What the hell is in this thing?
“President Trump hailed the trade agreement he signed with Mexico and Canada last week as “great for all our countries.” Perhaps he doesn’t know that the NAFTA-replacing trade agreement, USMCA, gives tech giants in Silicon Valley a special legal privilege to censor his own supporters — and anyone else they find “objectionable.”
Facebook, Twitter, Google, and YouTube all engaged in pre-election censorship against Republicans and Trump supporters. Yet they’ve managed to sneak a liability protection into President Trump’s trade bill that would make it even easier for them to censor their own users.
USMCA entrenches the tech giants’ legal protections under Section 230 of the Communications Decency Act, which grant them legal immunity for user-generated content.
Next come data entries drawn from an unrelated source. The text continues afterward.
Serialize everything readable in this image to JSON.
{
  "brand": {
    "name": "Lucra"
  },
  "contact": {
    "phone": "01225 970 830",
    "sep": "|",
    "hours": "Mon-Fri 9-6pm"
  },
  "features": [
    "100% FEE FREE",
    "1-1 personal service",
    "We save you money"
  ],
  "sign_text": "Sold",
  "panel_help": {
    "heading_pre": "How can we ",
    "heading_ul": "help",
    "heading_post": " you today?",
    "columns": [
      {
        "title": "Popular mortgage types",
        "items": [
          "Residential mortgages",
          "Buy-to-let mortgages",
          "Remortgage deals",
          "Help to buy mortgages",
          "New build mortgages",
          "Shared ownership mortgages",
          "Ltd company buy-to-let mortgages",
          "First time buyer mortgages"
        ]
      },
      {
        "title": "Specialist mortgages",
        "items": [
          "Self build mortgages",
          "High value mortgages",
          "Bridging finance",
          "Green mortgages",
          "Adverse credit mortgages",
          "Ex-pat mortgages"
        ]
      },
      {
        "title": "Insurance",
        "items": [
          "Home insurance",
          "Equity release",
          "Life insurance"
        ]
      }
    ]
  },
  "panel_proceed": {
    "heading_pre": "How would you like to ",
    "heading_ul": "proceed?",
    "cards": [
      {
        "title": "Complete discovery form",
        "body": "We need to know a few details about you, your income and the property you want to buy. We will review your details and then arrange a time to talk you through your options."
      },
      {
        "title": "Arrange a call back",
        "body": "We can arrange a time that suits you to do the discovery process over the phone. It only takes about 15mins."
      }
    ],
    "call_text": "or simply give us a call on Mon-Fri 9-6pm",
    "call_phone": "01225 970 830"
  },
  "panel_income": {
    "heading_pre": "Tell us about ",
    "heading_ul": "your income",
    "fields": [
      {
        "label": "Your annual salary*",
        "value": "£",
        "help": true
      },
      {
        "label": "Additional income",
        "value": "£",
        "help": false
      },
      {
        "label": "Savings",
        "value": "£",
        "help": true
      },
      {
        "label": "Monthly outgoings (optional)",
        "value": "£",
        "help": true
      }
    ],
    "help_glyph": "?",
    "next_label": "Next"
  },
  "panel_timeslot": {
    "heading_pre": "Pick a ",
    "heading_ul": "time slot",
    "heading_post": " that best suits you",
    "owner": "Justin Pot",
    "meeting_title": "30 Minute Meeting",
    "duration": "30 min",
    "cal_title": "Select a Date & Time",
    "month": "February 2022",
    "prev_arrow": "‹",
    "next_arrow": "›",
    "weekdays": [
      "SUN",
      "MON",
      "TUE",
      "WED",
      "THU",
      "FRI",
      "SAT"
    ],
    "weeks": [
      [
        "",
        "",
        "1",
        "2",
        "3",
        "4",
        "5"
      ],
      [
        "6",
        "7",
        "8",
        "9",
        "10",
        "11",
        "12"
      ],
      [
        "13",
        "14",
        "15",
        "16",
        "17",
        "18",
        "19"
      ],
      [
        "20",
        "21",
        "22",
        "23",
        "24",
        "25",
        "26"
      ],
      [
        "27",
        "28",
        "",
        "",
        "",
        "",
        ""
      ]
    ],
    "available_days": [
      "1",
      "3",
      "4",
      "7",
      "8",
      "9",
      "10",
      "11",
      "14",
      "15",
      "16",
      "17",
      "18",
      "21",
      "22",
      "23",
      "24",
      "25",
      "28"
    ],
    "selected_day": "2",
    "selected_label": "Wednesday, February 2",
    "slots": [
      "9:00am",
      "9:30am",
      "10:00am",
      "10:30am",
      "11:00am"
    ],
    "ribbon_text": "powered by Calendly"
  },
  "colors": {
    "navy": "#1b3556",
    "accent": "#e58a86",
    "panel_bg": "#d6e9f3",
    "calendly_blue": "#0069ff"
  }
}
This is an important part of the law that allows tech platforms to host a wide variety of speech with light-touch moderation.
But USMCA also entrenches tech companies’ right to censor without liability. Article 19.17 of the trade agreement gives tech companies immunity from any lawsuits arising from actions taken to “restrict material it considers to be harmful or objectionable.”
Section 230 has a similarly problematic provision, which needs to be amended by the next Congress if the censorship of the internet is to be stopped. But the new, even broader censorship provision, will make it nearly impossible for the tech giants’ privilege of legal immunity from any lawsuit that arises out of their censorship practices to be taken away.
Whereas Section 230 can be amended by the U.S. congress, USMCA is a trade agreement – once ratified by all three nations (the U.S., Canada, and Mexico), it will take further agreement from the three nations to amend it. And only one of those countries has a First Amendment. Canada, with its wide-ranging hate speech laws and far-left Prime Minister, would see little reason to make it harder for tech companies to censor “objectionable” content…”
Even if a future Republican Congress managed to somehow act to protect free speech on the internet, USMCA would give Mexico and Canada the ability to veto it.